Thanks for the kind words chaps - will _eventually _ (ask Jon & Jase - they know my timescales!) take some more pics.


----------



## JonW (Mar 23, 2005)

Superb news Alan - get the camera out!


----------



## PhilM (Nov 5, 2004)

Mate that looks to be in great condition, great to see it finally on the forum


----------



## Bladerunner (Jun 4, 2006)

JonW said:


> Superb news Alan - get the camera out!


Thanks Jon - I thought it wasn't a bad sketch though!


----------



## jasonm (Nov 22, 2003)

Looks good Bladey







( How about Boris? As in 'Boris the Blade' )

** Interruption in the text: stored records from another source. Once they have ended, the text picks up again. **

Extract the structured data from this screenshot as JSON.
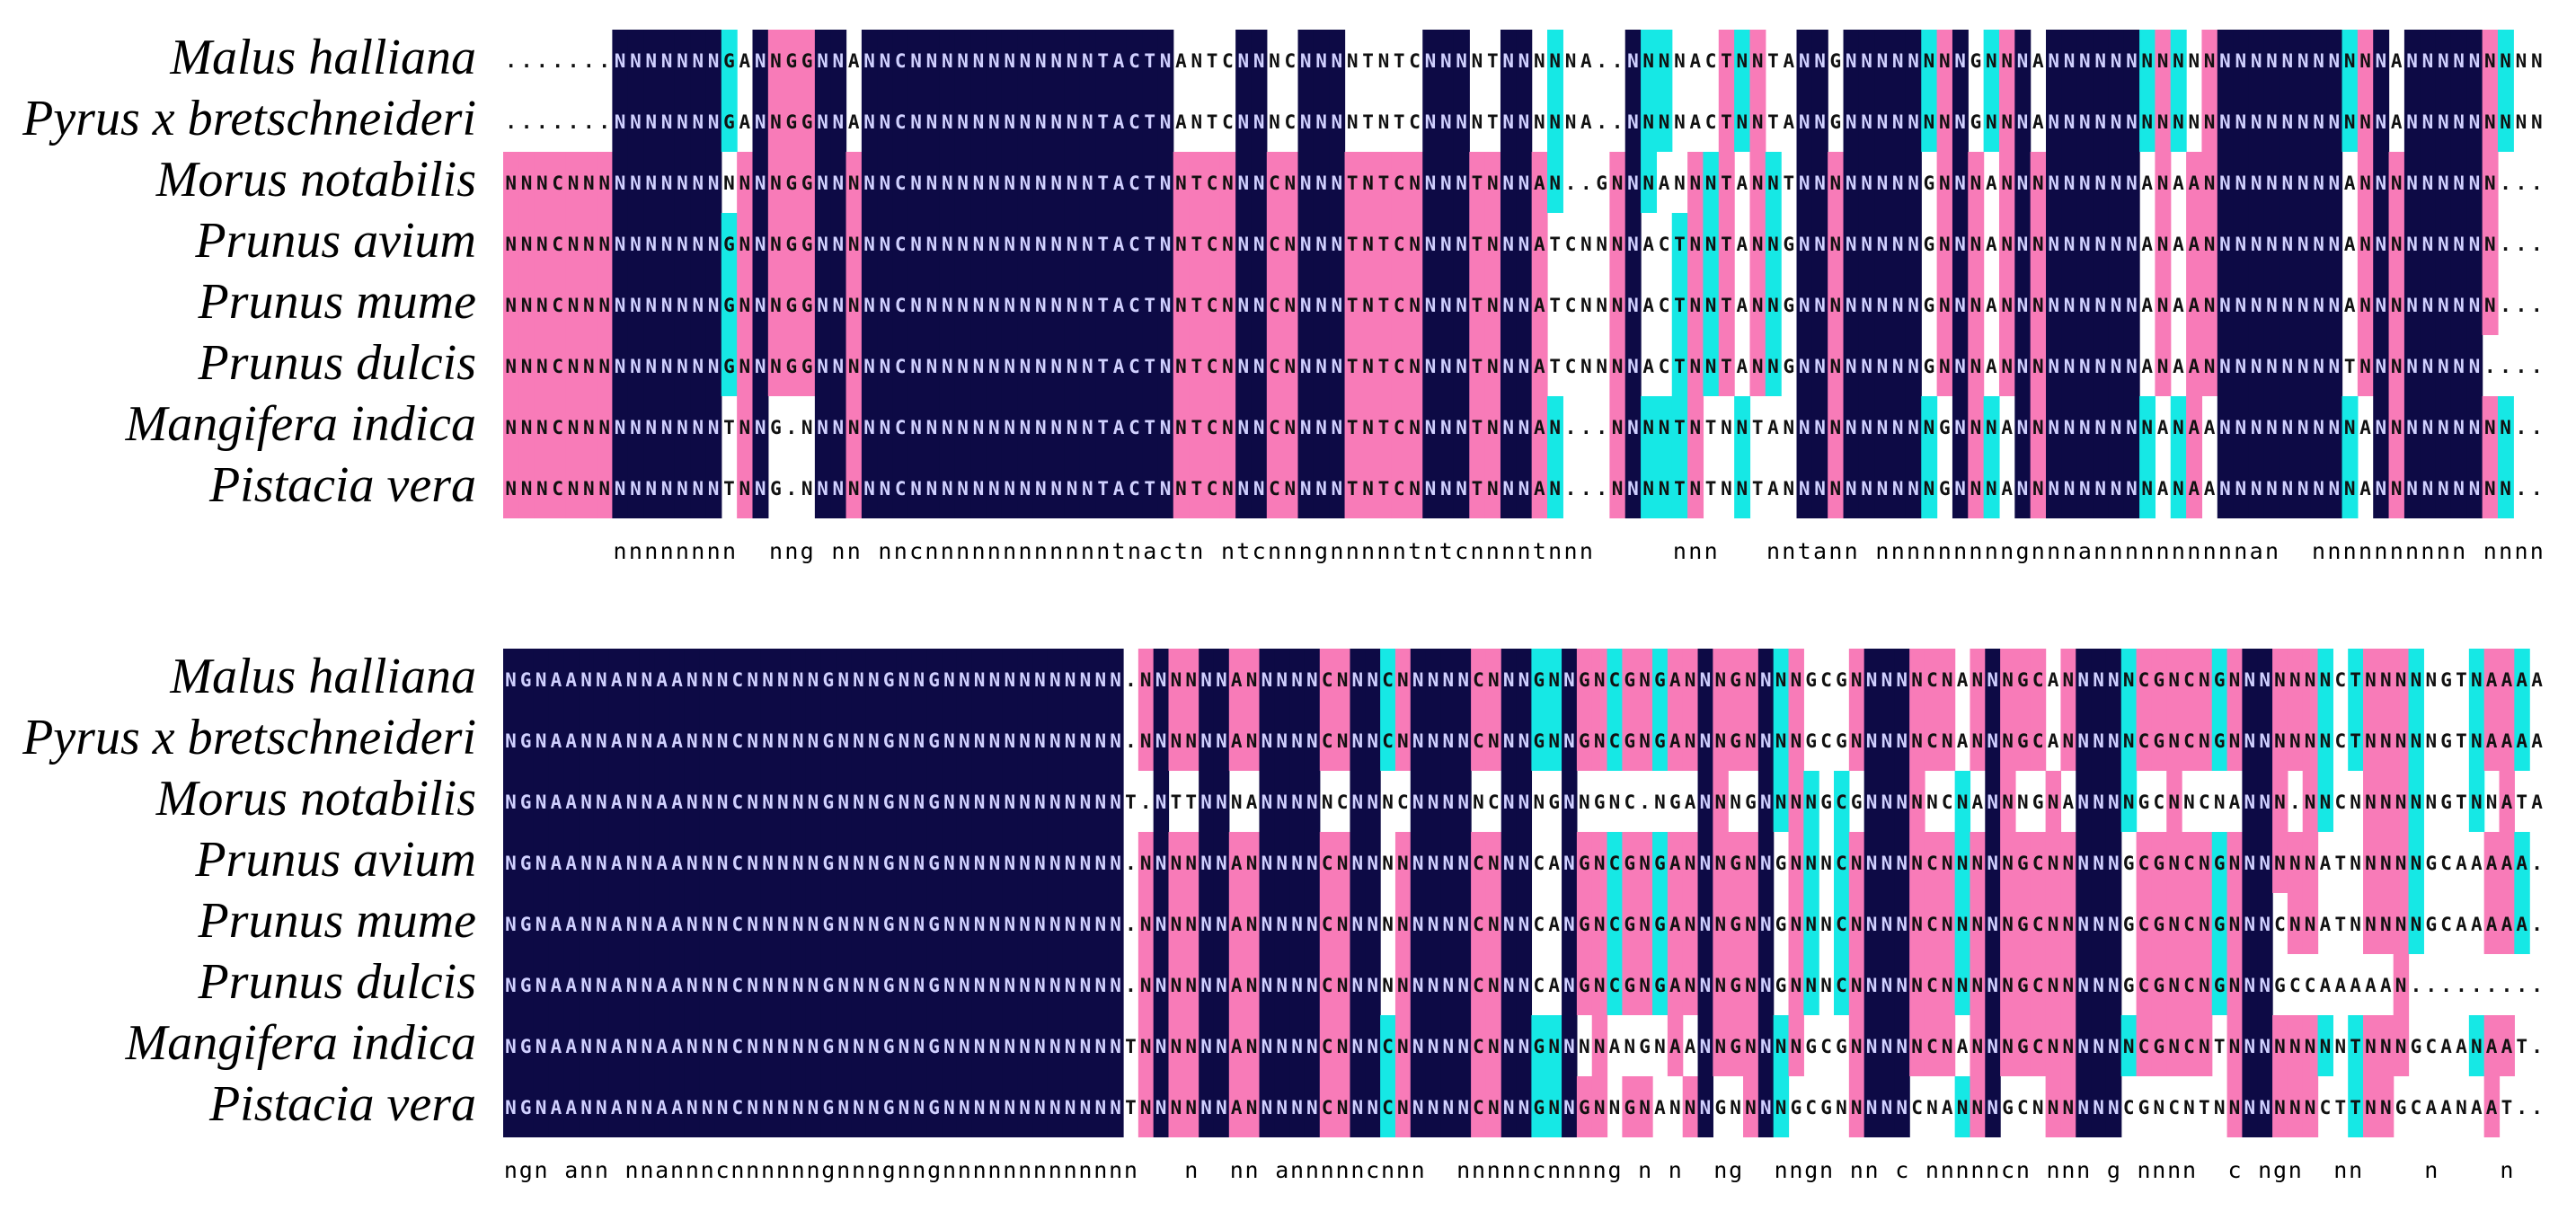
{
  "colors": {
    "identical": "#0d0a45",
    "similar": "#f87bb8",
    "partial": "#16e8e5",
    "unconserved": "#ffffff",
    "text_on_dark": "#d0d0ff",
    "text_on_light": "#111111"
  },
  "blocks": [
    {
      "species": [
        "Malus halliana",
        "Pyrus x bretschneideri",
        "Morus notabilis",
        "Prunus avium",
        "Prunus mume",
        "Prunus dulcis",
        "Mangifera indica",
        "Pistacia vera"
      ],
      "rows": [
        ".......NNNNNNNGANNGGNNANNCNNNNNNNNNNNNTACTNANTCNNNCNNNNTNTCNNNNTNNNNNA..NNNNACTNNTANNGNNNNNNNNGNNNANNNNNNNNNNNNNNNNNNNNNNANNNNNNNNN",
        ".......NNNNNNNGANNGGNNANNCNNNNNNNNNNNNTACTNANTCNNNCNNNNTNTCNNNNTNNNNNA..NNNNACTNNTANNGNNNNNNNNGNNNANNNNNNNNNNNNNNNNNNNNNNANNNNNNNNN",
        "NNNCNNNNNNNNNNNNNNGGNNNNNCNNNNNNNNNNNNTACTNNTCNNNCNNNNTNTCNNNNTNNNAN..GNNNANNNTANNTNNNNNNNNGNNNANNNNNNNNNANAANNNNNNNNNANNNNNNNNN",
        "NNNCNNNNNNNNNNGNNNGGNNNNNCNNNNNNNNNNNNTACTNNTCNNNCNNNNTNTCNNNNTNNNATCNNNNACTNNTANNGNNNNNNNNGNNNANNNNNNNNNANAANNNNNNNNNANNNNNNNNN",
        "NNNCNNNNNNNNNNGNNNGGNNNNNCNNNNNNNNNNNNTACTNNTCNNNCNNNNTNTCNNNNTNNNATCNNNNACTNNTANNGNNNNNNNNGNNNANNNNNNNNNANAANNNNNNNNNANNNNNNNNN",
        "NNNCNNNNNNNNNNGNNNGGNNNNNCNNNNNNNNNNNNTACTNNTCNNNCNNNNTNTCNNNNTNNNATCNNNNACTNNTANNGNNNNNNNNGNNNANNNNNNNNNANAANNNNNNNNNTNNNNNNNN",
        "NNNCNNNNNNNNNNTNNG.NNNNNNCNNNNNNNNNNNNTACTNNTCNNNCNNNNTNTCNNNNTNNNAN...NNNNTNTNNTANNNNNNNNNNGNNNANNNNNNNNNANAANNNNNNNNNANNNNNNNNN",
        "NNNCNNNNNNNNNNTNNG.NNNNNNCNNNNNNNNNNNNTACTNNTCNNNCNNNNTNTCNNNNTNNNAN...NNNNTNTNNTANNNNNNNNNNGNNNANNNNNNNNNANAANNNNNNNNNANNNNNNNNN"
      ],
      "consensus": "       nnnnnnnn  nng nn nncnnnnnnnnnnnntnactn ntcnnngnnnnntntcnnnntnnn     nnn   nntann nnnnnnnnngnnnannnnnnnnnnan  nnnnnnnnnn nnnnnnnnn"
    },
    {
      "species": [
        "Malus halliana",
        "Pyrus x bretschneideri",
        "Morus notabilis",
        "Prunus avium",
        "Prunus mume",
        "Prunus dulcis",
        "Mangifera indica",
        "Pistacia vera"
      ],
      "rows": [
        "NGNAANNANNAANNNCNNNNNGNNNGNNGNNNNNNNNNNNN.NNNNNNANNNNNCNNNCNNNNNCNNNGNNGNCGNGANNNGNNNNGCGNNNNNCNANNNGCANNNNNCGNCNGNNNNNNNCTNNNNNGTNAAAA",
        "NGNAANNANNAANNNCNNNNNGNNNGNNGNNNNNNNNNNNN.NNNNNNANNNNNCNNNCNNNNNCNNNGNNGNCGNGANNNGNNNNGCGNNNNNCNANNNGCANNNNNCGNCNGNNNNNNNCTNNNNNGTNAAAA",
        "NGNAANNANNAANNNCNNNNNGNNNGNNGNNNNNNNNNNNNT.NTTNNNANNNNNCNNNCNNNNNCNNNGNNGNC.NGANNNGNNNNGCGNNNNNCNANNNGNANNNNGCNNCNANNN.NNCNNNNNNGTNNATA",
        "NGNAANNANNAANNNCNNNNNGNNNGNNGNNNNNNNNNNNN.NNNNNNANNNNNCNNNNNNNNNCNNNCANGNCGNGANNNGNNGNNNCNNNNNCNNNNNGCNNNNNGCGNCNGNNNNNNATNNNNNGCAAAAA",
        "NGNAANNANNAANNNCNNNNNGNNNGNNGNNNNNNNNNNNN.NNNNNNANNNNNCNNNNNNNNNCNNNCANGNCGNGANNNGNNGNNNCNNNNNCNNNNNGCNNNNNGCGNCNGNNNCNNATNNNNNGCAAAAA",
        "NGNAANNANNAANNNCNNNNNGNNNGNNGNNNNNNNNNNNN.NNNNNNANNNNNCNNNNNNNNNCNNNCANGNCGNGANNNGNNGNNNCNNNNNCNNNNNGCNNNNNGCGNCNGNNNGCCAAAAAN........",
        "NGNAANNANNAANNNCNNNNNGNNNGNNGNNNNNNNNNNNNTNNNNNNANNNNNCNNNCNNNNNCNNNGNNNNANGNAANNGNNNNGCGNNNNNCNANNNGCNNNNNNCGNCNTNNNNNNNNTNNNGCAANAAT",
        "NGNAANNANNAANNNCNNNNNGNNNGNNGNNNNNNNNNNNNTNNNNNNANNNNNCNNNCNNNNNCNNNGNNGNNGNANNNGNNNNGCGNNNNNCNANNNGCNNNNNNCGNCNTNNNNNNNCTTNNGCAANAAT"
      ],
      "consensus": "ngn ann nnannncnnnnnngnnngnngnnnnnnnnnnnnn   n  nn annnnncnnn  nnnnncnnnng n n  ng  nngn nn c nnnnncn nnn g nnnn  c ngn  nn    n    n        "
    }
  ]
}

Glad Kieth could sort it, I know its a favorite of yours


----------



## Bladerunner (Jun 4, 2006)

jasonm said:


> Looks good Bladey
> 
> 
> 
> ...


Boris??









Thanks Jase; I do like them - blame Jon!


----------



## jasonm (Nov 22, 2003)




----------



## Bladerunner (Jun 4, 2006)

jasonm said:


>


Ah, with it now - always remember him as Tretiak in _The Saint _rather than Yurinov in _Snatch_.


----------



## Agent orange (Feb 11, 2006)

Could've been a lot worse than Bladey Alan, might have been this guy


















Cheers,

Gary


----------



## Bladerunner (Jun 4, 2006)

Looks before my time Gary!!


----------



## Agent orange (Feb 11, 2006)

Bladerunner said:


> Looks before my time Gary!!


Ooh, now that was below the belt mate 









Cheers,

Gary


----------



## seiko6139 (Aug 25, 2003)

Nice watch!

I'd take it off the bracelet mount, and give it a good clean though.

You may find some rust under there and it's better to get it sorted asap.


----------